Pasifik'te Covid-19 savaşları

Covid-19 salgının ardından Pasifik bölgesinde gerilim yükselmeye devam ediyor. Çin tarafından Tayvan'ın DSÖ'ye gözlemci olarak katılmasına verdiği destek nedeniyle eleştirilen Yeni Zelanda 'kendimizi savunmamız' gerekiyor derken, Çin Avustralya'dan et ithalatına da kısıtlama getirdi.

Dış Haberler

Çin'in Pasifik bölgesinde ABD'nin müttefikleri ile yaşadığı sorunlar  artıyor. Yeni Zelanda Dışişleri Bakanı, Salı günü, Çin’in Tayvan’ın Dünya Sağlık Örgütü (DSÖ) üyeliğine verdiği desteğin ikili ilişkilere zarar verebileceği uyarısının ardından ülkenin kendisini savunacağını açıkladı. Avustralya ise Çin'in et ihracatına kısıtlama getirdiğini duyurdu.

Çin ile Yeni Zelanda  arasında Tayvan krizi

Geçtiğimiz hafta için Yeni Zelandalı bazı bakanlar, Tayvan’ın yeni tip koronavirüsün yayılmasının engellenmesinde gösterdiği başarı nedeniyle Dünya Sağlık Örgütü’ne gözlemci statüsünde kabul edilmesi gerektiğini söylemiş, bunun üzerine Çin, Pasifik ülkesinin ‘‘yanlış açıklamalar yapmaya son vermesini’’ istemişti.

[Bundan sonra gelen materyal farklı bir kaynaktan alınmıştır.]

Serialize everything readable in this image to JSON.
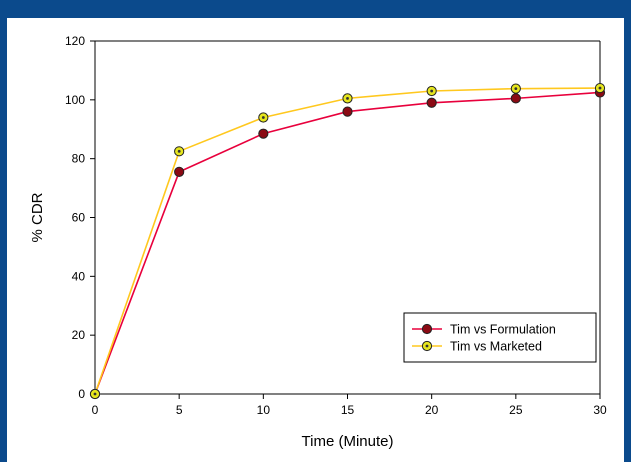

Yeni Zelanda Dışişleri Bakanı Winston Peters, bir basın toplantısında, Çin’in tepkisine ilişkin bir soru üzerine ‘‘Kendimizi savunmamız gerekiyor’’ diye konuştu.

Gerçek dostluğun eşitliğe dayandığını belirten Peters, görüş farklılıkları olsa bile dostluğun sürdürülmesi gerektiğini söyledi. Peter ayrınca bu meselenin Çin’le olan diplomatik ilişkilere zarar vereceğini düşünmediğini de sözlerine ekledi.

Yeni Zelanda’nın en büyük ticari ortağı olan Çin, kendi eyaleti olarak gördüğü Tayvan’ın Dünya Sağlık Örgütü’ne bağımsız bir üye olarak kabul edilmesine karşı çıkıyor. Tayvan ise Covid-19 ile birlikte örgüte üyelik için yürüttüğü lobi faaliyetleri hızlandırmış durumda. ABD’nin desteklediği Tayvan, örgütün karar alma oranı olan Dünya Sağlık Meclisi’nin bir sonraki toplantısına gözlemci olarak katılmak istiyor.

Avustralya'dan et ithalatına kısıtlama

Pasifikte Covid-19 salgını nedeniyle ortaya çıkan bir diğer potansiyel kriz başlığı ise Avustralya-Çin ilişkileri.

Avustralya’nın Covid-19 salgının ortaya çıkışına ilişkin bağımsız bir soruşturma istemesinin ardından karşılıklı açıklamalarla bozulan ilişkilerin ardından Çin, ticari yaptırım uygulama tehditlerini gerçekleştirmeye başladı. Geçtiğimiz hafta Avustralya’dan ithal edilen arpaya yüzde 80 gümrük vergisi konmasının ardından, Avustralya Tricaret Bakanı Simon Birmingham, Salı günü, Çin’in dört büyük Avustralyalı et üreticisinden yaptığı ithalatı askıya aldığını açıkladı.

Birmingham, Kilcoy Pastoral Company, JBS’s Beef City ve Dinmore tesisler ve Northern Cooperative Meat Company isimli şirketlerin, sağlık sertifikası ve etiketlemeyle ilişkili sorunlar nedeniyle Çin’e et ihraç etmelerinin yasaklandığını söyledi.

Birmingham yasağın Çin’in Avusturya’nın bağımsız soruşturma talebine yönelik bir misilleme olmadığını ileri sürse de, durumun ‘‘hayal kırıklığı’’ yarattığını belirterek, et işleme tesislerindeki binlerce işçinin ve bu tesislere hayvan satan çok sayıda çiftçinin süreçten olumsuz etkileneceğine dikkat çekti.

Nisan ayı sonunda Çin’in Avustralya büyükelçisi Cheng Jingye The Australian Financial Review gazetesine verdiği mülakatta, ‘‘Belki de sıradan insanlar neden Avustralya şarabı içelim ki? Neden Avustralya eti yiyelim? diye soracaklar’’ diyerek, Çin’in Avustralya’nın en fazla et ihraç ettiği ülke olmasına dikkat çemiş ve üstü kapalı bir iktisadi yaptırım tehdidinde bulunmuştu.